Я стояла у бювета с тёплым стаканчиком нарзана и смотрела, как по галерее, опираясь на резную трость, прогуливается старик с белой бородой. Вокруг пахло минералкой и нагретой хвоей. Кисловодск, июнь, мой первый в жизни санаторий. Мой.

— Алё, Лин, — я попыталась перебить, но дочь уже несло по накатанной.

— Это наше с Вадиком наследство, ты понимаешь? Папина дача! Мы там каждое лето…

Я нажала «отбой». Просто взяла и нажала. Потому что с меня хватило этих трёх лет — трёх лет, пока я звала их туда, умоляла помочь, а они вспоминали про участок только в сентябре, когда надо было забирать антоновку, чтобы она не сгнила под забором.

Серёжа, муж мой, построил тот дом сам. В девяносто пятом, когда завод встал и зарплату давали валенками да сахаром.

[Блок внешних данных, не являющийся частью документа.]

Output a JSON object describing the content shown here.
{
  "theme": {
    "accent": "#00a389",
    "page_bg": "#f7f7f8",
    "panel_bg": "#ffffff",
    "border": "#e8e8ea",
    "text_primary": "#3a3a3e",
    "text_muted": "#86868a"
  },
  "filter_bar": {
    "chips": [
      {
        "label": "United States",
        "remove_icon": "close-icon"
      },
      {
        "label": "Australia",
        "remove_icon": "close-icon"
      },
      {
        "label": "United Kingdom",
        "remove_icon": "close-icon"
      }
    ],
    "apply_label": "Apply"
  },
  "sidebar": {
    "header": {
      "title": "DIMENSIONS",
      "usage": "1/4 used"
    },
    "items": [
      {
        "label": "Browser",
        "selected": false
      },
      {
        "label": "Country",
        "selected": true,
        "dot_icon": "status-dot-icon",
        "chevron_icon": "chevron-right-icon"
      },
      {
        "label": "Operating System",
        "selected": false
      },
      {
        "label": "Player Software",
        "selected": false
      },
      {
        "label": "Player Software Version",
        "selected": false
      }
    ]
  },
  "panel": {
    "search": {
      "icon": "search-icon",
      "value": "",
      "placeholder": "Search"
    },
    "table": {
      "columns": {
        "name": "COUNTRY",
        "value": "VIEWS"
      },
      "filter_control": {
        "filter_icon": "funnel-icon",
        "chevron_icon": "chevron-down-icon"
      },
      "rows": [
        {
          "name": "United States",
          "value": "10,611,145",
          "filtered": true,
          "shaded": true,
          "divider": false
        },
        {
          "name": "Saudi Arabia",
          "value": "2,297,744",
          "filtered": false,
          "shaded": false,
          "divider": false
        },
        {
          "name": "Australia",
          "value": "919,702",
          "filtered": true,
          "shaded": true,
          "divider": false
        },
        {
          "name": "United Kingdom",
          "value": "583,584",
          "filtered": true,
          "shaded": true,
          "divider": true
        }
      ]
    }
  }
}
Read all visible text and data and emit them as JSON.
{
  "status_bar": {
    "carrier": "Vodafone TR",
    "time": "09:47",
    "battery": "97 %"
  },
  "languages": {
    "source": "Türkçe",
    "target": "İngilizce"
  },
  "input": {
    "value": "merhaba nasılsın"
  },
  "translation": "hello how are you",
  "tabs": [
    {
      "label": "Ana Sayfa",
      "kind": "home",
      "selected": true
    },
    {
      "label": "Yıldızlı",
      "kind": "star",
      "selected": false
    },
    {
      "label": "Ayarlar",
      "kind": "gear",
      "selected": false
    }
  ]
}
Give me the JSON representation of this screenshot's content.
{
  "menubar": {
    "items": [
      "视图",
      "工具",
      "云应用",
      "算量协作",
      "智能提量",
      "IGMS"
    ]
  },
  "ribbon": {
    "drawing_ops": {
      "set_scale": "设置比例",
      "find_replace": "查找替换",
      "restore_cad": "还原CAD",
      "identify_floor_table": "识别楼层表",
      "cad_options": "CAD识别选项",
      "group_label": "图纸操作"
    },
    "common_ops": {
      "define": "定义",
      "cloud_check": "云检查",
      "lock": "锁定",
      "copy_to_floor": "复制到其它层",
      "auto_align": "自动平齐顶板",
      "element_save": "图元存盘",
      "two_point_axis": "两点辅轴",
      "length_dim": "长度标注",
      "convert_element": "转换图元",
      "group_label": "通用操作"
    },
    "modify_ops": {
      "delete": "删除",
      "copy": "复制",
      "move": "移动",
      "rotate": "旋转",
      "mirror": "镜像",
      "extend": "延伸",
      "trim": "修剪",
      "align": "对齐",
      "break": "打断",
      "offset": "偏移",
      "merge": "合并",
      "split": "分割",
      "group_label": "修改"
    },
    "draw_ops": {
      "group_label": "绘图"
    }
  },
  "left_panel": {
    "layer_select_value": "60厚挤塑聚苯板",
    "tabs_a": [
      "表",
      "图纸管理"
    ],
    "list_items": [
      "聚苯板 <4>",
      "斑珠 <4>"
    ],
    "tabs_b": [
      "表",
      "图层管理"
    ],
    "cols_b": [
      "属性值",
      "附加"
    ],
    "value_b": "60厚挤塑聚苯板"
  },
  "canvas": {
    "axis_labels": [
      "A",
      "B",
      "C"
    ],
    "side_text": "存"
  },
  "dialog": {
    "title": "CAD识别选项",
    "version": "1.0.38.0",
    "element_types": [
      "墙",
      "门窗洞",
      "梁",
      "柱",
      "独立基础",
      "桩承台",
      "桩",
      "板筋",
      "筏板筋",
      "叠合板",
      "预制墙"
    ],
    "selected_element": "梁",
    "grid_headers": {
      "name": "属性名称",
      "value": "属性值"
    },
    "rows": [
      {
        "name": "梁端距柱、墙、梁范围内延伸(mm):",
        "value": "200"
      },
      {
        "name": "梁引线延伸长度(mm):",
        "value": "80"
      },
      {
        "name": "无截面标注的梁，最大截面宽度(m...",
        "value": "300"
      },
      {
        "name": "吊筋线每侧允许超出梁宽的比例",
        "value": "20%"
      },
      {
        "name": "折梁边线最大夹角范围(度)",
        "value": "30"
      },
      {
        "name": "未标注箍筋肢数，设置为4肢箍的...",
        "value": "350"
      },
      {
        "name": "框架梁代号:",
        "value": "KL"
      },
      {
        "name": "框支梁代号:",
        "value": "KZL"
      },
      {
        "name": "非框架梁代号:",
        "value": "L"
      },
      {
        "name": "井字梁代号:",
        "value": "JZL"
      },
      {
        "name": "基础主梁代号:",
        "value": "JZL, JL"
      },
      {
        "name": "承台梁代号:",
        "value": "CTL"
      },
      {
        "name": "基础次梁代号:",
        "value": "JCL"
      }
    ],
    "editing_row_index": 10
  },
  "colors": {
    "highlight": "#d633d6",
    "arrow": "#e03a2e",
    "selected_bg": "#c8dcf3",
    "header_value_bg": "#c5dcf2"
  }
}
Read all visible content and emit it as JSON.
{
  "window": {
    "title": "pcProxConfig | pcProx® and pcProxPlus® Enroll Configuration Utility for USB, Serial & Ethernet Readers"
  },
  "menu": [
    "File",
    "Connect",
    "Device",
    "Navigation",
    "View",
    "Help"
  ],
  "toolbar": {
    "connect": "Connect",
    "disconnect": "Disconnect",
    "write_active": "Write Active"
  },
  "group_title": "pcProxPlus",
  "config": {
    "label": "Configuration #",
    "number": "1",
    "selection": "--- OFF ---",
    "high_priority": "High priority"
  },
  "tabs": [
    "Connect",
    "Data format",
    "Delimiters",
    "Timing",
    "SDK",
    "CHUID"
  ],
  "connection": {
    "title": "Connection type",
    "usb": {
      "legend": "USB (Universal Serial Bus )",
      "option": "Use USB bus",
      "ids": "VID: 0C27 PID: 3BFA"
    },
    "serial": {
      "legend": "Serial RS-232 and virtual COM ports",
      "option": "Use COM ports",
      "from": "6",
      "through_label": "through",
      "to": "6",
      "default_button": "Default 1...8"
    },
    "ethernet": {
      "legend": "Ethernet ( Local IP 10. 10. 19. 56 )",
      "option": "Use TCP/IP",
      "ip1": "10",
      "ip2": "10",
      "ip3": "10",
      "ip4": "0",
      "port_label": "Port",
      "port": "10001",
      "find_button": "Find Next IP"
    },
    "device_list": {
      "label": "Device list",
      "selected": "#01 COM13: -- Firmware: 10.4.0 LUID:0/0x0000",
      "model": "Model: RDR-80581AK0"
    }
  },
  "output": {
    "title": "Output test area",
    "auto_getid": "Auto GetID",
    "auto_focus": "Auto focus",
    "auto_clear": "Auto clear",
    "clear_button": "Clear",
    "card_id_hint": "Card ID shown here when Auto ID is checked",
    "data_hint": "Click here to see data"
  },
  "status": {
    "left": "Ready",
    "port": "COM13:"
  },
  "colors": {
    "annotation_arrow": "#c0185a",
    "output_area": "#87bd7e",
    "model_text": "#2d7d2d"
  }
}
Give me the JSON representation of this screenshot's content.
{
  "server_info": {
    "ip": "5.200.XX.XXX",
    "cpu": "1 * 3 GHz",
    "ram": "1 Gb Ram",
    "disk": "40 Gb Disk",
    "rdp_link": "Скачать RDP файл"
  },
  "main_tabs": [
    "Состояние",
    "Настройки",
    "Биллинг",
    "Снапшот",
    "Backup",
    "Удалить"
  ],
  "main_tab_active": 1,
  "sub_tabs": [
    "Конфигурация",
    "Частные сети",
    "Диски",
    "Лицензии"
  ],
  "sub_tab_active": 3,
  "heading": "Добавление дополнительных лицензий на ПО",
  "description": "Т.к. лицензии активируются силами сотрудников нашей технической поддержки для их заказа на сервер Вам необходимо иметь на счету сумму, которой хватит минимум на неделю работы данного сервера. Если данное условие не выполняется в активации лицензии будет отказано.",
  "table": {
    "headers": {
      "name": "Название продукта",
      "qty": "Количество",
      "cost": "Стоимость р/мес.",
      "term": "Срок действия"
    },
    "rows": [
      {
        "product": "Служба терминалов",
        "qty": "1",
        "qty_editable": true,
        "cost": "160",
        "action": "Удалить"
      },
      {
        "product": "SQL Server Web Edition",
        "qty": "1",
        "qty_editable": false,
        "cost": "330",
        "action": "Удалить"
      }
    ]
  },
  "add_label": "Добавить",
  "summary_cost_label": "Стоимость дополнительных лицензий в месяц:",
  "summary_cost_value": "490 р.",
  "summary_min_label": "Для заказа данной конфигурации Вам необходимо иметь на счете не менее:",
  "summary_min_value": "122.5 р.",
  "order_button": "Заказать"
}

Он тогда поставил коробку из сосны на шести сотках в тверской глуши, сам клал печку, сам стеклил веранду. Двадцать пять лет мы ездили туда каждую пятницу после работы. Он — с ящиком инструментов. Я — с термосом и бутербродами с докторской. Летом — смородина, малина, кабачки размером с новорождённого. Осенью — мокрый мох, запах прелых листьев и Серёжа в своей дурацкой вязаной шапке с помпоном, который подарила ему Линка в третьем классе.

Он умер в ноябре. Сердце. Шёл от гаража к дому, упал прямо у калитки. Шестьдесят два года. Я нашла его через час, когда погасила свет в мастерской и выглянула на улицу позвать ужинать.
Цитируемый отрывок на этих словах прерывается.